I used to think home was a place: Menlo Park, California, United States of America. It was very easy that way. I knew where I belonged, and I took comfort in returning whenever I left. I was a little peg that fit snuggly in the hole of pop music blasting through car speakers, a line out the door of Cafe Borrone every Sunday morning, and a clean, suburban life.

Recently, I have been seriously troubled by the imminent reality of returning “home” on December 7th. I spent a lot of time sitting with that discomfort and trying to pinpoint the root before realizing that home for me was no longer black and white. Home is no longer as simple as a set of geographic coordinates. It seems that home to me is no longer a location, as opposed to a comfort of the soul.

This morning I woke up and sat with my bahini by the bush of orange marigolds next to our water tap. The sun was rising over the Himalaya, and in the morning glow of the mountains I hugged her and buried my face in her hair. I realized that I really loved her, as I do for the rest of my Balamchaur homestay family. I feel like I truly am their daughter; I feel like I am home. Our littlest goat came over and pressed his tiny horns into my calf, and as my didi washed dishes next to me I felt a ridiculously wild sense of happiness. This, I thought, is what home is. It isn’t an address. It isn’t touching down in a certain city or driving down familiar streets. Home is what I have found here in Nepal, in a hot cup of chiyaa sipped slowly out of a tin cup, or in the plate of daal bhat that my didi hands me nightly. Home is also what what I will re-envelop myself in upon returning to the US, in the smiles of my American family and the endless dinner table laughs to come.

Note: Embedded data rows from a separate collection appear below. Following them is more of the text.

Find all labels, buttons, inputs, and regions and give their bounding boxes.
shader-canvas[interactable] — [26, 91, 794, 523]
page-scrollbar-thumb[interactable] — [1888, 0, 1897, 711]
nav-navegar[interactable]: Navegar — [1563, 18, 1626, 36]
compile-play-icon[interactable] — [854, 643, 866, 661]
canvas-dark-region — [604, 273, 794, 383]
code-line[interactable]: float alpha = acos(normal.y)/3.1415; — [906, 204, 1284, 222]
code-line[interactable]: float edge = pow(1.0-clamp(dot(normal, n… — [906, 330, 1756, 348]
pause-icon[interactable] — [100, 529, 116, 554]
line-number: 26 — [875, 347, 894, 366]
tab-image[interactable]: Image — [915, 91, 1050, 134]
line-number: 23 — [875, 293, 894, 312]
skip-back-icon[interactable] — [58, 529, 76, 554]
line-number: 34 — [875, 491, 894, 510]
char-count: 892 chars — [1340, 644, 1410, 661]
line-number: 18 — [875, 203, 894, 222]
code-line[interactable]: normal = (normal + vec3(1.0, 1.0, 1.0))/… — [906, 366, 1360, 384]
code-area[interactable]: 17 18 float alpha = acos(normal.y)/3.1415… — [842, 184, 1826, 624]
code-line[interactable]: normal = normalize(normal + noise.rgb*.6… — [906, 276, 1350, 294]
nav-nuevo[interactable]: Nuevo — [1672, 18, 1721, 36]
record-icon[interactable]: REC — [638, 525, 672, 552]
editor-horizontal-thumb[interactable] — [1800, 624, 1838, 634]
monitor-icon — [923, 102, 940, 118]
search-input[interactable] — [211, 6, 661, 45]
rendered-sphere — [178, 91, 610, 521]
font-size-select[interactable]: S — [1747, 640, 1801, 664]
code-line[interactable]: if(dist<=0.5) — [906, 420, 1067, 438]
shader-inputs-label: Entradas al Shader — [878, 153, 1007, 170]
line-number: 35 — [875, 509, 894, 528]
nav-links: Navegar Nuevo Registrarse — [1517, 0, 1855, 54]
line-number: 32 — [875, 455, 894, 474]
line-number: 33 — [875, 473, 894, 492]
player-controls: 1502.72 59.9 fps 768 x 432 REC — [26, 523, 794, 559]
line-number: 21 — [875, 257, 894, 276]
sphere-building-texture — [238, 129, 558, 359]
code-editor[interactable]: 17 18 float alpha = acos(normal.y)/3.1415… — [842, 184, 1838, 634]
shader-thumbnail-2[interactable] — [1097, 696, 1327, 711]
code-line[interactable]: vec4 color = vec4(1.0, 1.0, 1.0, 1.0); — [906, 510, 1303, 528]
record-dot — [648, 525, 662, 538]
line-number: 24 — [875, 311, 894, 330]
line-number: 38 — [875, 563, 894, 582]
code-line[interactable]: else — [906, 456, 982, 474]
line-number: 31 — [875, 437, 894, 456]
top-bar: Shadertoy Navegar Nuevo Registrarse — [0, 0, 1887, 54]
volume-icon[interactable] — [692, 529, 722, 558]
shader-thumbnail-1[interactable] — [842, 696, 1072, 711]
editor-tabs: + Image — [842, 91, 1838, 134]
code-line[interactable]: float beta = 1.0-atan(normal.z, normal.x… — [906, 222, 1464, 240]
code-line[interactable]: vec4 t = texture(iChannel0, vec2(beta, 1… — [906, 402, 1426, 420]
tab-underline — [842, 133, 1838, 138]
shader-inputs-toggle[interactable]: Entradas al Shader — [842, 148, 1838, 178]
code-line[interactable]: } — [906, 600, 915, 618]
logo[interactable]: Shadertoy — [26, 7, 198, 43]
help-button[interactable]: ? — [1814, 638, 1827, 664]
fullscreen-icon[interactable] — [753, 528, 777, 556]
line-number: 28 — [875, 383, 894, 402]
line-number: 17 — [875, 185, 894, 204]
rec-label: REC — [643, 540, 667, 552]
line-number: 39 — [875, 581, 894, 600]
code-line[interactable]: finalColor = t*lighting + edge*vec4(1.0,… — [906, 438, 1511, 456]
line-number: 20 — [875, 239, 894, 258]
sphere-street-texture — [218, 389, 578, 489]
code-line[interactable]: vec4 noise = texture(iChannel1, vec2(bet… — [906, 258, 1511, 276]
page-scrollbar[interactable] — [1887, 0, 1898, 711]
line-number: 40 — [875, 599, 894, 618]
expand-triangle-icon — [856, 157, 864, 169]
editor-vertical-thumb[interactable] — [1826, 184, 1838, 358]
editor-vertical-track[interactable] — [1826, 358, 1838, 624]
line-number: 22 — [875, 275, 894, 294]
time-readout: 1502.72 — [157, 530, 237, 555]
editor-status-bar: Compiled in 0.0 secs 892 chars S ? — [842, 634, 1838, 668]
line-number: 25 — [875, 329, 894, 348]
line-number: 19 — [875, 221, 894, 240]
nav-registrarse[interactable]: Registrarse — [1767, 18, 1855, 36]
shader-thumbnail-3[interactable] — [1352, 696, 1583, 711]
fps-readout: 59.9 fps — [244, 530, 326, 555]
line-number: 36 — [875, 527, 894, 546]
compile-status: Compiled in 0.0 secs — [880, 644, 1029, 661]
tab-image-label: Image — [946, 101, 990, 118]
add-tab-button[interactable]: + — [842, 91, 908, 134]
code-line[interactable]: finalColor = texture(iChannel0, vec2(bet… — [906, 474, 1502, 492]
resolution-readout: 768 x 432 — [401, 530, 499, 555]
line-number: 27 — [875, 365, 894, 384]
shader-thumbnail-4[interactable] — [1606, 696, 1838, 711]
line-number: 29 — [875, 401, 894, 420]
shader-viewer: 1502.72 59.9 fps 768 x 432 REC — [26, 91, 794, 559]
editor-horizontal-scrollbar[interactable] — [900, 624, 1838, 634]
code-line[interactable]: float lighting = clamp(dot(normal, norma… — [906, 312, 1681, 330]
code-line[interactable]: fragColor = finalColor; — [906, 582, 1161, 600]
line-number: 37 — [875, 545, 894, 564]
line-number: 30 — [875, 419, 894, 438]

I remember driving past the American embassy for the first time in Kathmandu. At the time I felt unstable in Nepal and was longing for the familiar comforts of “home” back in the US. Upon seeing the embassy a fiery ache ripped through me. I longed to run into the embassy and hear perfect English and feel so, so American. Now, sitting in a plastic chair under the watchful majesty of the Himalaya, it is no longer America that I crave. It is simple moments like watching the sun rise this morning with my bahini. It has been both terrifying and beautiful to watch aspects of what used to be home dissolve, while discovering deep pockets of the same peace halfway across the world. How truly exceptional it is to know that if I can find home all over the globe, I will never truly have to leave.